Post-operative complications may include major deformity of hand due to clawing, ‘anesthetic hands,’ as well as neuromas – being the most cited complication.3 The former two are most likely due to the initial injury rather than a complication from the surgery itself.3 The term ‘clawing’ refers to an ulnar nerve palsy, where the hand will resemble that of a claw hand.8



While the Spaghetti Wrist terminology does not have a severity scale, it is intuitively known to be an emergent case with the need for prompt management. Whether the cause of injury was accidental or self-inflicted, the same steps must be taken to ensure that the function of the hand can be salvaged – as the impact on the patient’s physical function and psychological health could be enormous if not managed correctly.

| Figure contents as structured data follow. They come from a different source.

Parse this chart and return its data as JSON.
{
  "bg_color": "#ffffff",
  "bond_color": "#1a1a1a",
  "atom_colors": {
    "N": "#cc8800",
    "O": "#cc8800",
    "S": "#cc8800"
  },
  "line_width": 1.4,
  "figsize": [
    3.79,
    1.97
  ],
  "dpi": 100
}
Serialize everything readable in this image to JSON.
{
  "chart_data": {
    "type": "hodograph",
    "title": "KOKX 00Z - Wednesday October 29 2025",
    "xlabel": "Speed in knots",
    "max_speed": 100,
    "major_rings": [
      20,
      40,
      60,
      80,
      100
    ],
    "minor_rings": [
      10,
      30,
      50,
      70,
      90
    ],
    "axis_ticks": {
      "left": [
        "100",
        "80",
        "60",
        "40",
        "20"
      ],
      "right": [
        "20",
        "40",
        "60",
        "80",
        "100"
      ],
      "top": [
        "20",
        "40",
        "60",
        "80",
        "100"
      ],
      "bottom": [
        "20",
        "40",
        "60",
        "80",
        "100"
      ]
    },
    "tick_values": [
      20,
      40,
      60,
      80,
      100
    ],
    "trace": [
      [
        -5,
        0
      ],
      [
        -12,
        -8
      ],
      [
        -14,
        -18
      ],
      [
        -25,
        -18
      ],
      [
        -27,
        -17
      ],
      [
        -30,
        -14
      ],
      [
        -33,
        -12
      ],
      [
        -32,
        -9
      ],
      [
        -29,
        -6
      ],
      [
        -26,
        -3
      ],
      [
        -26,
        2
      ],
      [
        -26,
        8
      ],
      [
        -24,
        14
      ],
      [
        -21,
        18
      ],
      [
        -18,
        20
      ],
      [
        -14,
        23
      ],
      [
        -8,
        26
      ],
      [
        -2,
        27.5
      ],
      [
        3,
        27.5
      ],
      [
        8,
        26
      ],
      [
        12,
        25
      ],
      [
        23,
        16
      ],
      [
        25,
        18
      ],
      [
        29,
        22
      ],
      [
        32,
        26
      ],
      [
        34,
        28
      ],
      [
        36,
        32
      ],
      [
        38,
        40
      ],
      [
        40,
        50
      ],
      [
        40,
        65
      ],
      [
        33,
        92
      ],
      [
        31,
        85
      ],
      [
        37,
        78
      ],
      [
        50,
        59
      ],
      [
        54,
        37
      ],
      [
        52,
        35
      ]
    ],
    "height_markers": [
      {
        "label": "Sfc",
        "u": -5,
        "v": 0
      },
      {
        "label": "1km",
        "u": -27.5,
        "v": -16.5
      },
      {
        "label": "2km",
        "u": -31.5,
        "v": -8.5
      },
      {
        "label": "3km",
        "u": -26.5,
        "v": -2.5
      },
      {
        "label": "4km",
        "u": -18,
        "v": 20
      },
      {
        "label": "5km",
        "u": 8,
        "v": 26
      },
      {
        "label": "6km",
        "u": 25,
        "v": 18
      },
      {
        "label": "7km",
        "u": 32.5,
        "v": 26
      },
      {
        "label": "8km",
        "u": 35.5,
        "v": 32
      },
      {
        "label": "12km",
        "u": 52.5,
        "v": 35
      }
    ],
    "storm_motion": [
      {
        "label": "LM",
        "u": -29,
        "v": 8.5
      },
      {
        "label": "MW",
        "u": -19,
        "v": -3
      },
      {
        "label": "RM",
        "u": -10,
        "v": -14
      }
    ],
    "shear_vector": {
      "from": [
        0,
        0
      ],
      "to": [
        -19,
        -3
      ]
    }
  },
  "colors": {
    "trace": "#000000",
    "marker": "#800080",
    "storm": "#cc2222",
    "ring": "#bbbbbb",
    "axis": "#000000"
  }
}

  1. Hansen JT, Netter FH. Netter’s Clinical Anatomy. 2nd Philadelphia, PA: Saunders/Elsevier; 2010.
  2. Thai JN, Pacheco JA, Margolis DS, et al. Evidence-based Comprehensive Approach to Forearm Arterial Laceration.West J Emerg Med. 2015;16(7):1127-1134. doi:10.5811/westjem.2015.10.28327
  3. Koshy K, Prakash R, Luckiewicz A, Alamouti R, Nikkhah D. An Extensive Volar Forearm Laceration – The Spaghetti Wrist: A Systematic Review.JPRAS Open. 2018;18:1-17. Published 2018 Jul 11. doi:10.1016/j.jpra.2018.06.003
  4. Bae C, Bourget D. Tetanus. In:StatPearls. Treasure Island (FL): StatPearls Publishing; August 19, 2022.
  5. Meals CG, Chang J. Ten Tips to Simplify the Spaghetti Wrist.Plast Reconstr Surg Glob Open. 2018;6(12):e1971. Published 2018 Dec 12. doi:10.1097/GOX.0000000000001971
  6. Dobson P, Taylor R, Dunkin C. Safe splinting in hand surgery.Ann R Coll Surg Engl. 2011;93(1):94. doi:10.1308/003588411×12851639108033
  7. De M, Singhal M, Naalla R, Dave A. Identification of Prognostic Factors in Spaghetti Wrist Injuries.J Hand Surg Asian Pac Vol. 2021;26(4):588-598. doi:10.1142/S2424835521500569
  8. Lane R, Nallamothu SV. Claw Hand. In:StatPearls. Treasure Island (FL): StatPearls Publishing; January 8, 2023.